The highest profile example of this ridiculous train of thought is the constant criticism towards Paris Saint-Germain’s Neymar. Although he often plays as if he’s from another world, Neymar’s not that different from other 26-year old footballers. He’s 1.75m tall, 68kg, and has the same number of feet as the average person. There’s nothing physically endemic to the Brazilian that gives him an inherent advantage over his compatriots.

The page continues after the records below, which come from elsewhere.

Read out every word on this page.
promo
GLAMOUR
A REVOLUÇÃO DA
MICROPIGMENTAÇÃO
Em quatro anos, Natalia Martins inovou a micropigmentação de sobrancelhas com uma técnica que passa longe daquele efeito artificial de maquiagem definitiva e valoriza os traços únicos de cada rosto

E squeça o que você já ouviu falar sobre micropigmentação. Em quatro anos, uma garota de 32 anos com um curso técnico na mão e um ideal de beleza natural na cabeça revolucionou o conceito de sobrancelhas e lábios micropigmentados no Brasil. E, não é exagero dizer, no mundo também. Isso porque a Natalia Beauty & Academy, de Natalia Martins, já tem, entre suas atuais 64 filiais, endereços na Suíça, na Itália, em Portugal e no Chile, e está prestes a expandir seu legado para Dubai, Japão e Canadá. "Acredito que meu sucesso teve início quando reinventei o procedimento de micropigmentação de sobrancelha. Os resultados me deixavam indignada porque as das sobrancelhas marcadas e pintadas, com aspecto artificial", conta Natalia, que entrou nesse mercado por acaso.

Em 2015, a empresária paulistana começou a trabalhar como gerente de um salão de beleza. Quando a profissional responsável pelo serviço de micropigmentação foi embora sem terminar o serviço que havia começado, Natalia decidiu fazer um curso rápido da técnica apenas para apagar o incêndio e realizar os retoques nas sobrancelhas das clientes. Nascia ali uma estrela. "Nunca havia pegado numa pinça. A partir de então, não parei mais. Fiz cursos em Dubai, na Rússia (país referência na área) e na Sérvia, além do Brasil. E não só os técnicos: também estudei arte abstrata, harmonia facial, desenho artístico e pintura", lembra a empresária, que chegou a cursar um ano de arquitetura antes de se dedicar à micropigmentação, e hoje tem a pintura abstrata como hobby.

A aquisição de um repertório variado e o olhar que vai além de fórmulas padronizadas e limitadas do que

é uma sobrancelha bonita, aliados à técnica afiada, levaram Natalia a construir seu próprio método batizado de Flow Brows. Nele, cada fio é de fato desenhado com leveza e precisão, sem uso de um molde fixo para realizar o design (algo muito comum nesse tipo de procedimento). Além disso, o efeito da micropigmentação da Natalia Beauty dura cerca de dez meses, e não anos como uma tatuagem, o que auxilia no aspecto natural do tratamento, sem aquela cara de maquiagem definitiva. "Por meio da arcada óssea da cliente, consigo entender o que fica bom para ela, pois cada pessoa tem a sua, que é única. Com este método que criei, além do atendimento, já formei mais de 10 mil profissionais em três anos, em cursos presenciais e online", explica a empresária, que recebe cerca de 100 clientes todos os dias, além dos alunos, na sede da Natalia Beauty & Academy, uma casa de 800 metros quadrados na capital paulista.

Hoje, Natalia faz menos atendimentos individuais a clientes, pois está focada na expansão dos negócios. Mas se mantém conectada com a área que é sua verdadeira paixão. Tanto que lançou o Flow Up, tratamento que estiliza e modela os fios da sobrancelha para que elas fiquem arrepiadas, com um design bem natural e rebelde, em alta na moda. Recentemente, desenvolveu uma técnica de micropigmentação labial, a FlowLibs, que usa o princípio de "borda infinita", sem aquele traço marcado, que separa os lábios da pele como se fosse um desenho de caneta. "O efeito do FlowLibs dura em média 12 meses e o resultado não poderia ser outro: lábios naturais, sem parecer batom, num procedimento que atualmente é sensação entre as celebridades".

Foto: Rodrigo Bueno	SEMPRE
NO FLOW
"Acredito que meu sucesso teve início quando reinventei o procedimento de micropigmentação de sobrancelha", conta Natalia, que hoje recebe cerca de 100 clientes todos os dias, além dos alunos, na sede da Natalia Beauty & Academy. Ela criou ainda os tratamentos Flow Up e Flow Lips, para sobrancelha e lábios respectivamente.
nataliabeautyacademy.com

He’s just better. Maybe he worked harder. Maybe it’s natural ability. Most likely, it’s a combination of the two, probably skewed towards the former. Yet, when we watch the PSG star, he consistently humiliates the opposition to the point that other fans and managers often encourage players to injure Neymar because he’s so skilled. They actually take offence. 

As my 12-year-old self felt at the time, every player has access to learn and perfect the tricks used to beat defenders. If the move works, why do we feel the need to draw some imaginary line protecting an opponent who has the exact same opportunity to master these same skills? Instead of trying to legislate these ridiculous unwritten rules about skill, it’s time to rid the game of them. The only real disrespect shown is to the athlete who worked to develop and savour their ability, only to have it labelled frivolous, extravagant or arrogant. 

Football is supposed to be fun. Do we seriously believe it’s in our best interests as fans to hide behind monotonous rhetoric and take offence at those who enjoy the game to the fullest? Can we not enjoy the rare moments of skill, or are we simply content to let our anger towards showboating operate as a subtle proxy of how we actually feel – inadequate in that maybe we weren’t the ones talented enough to make it to the top.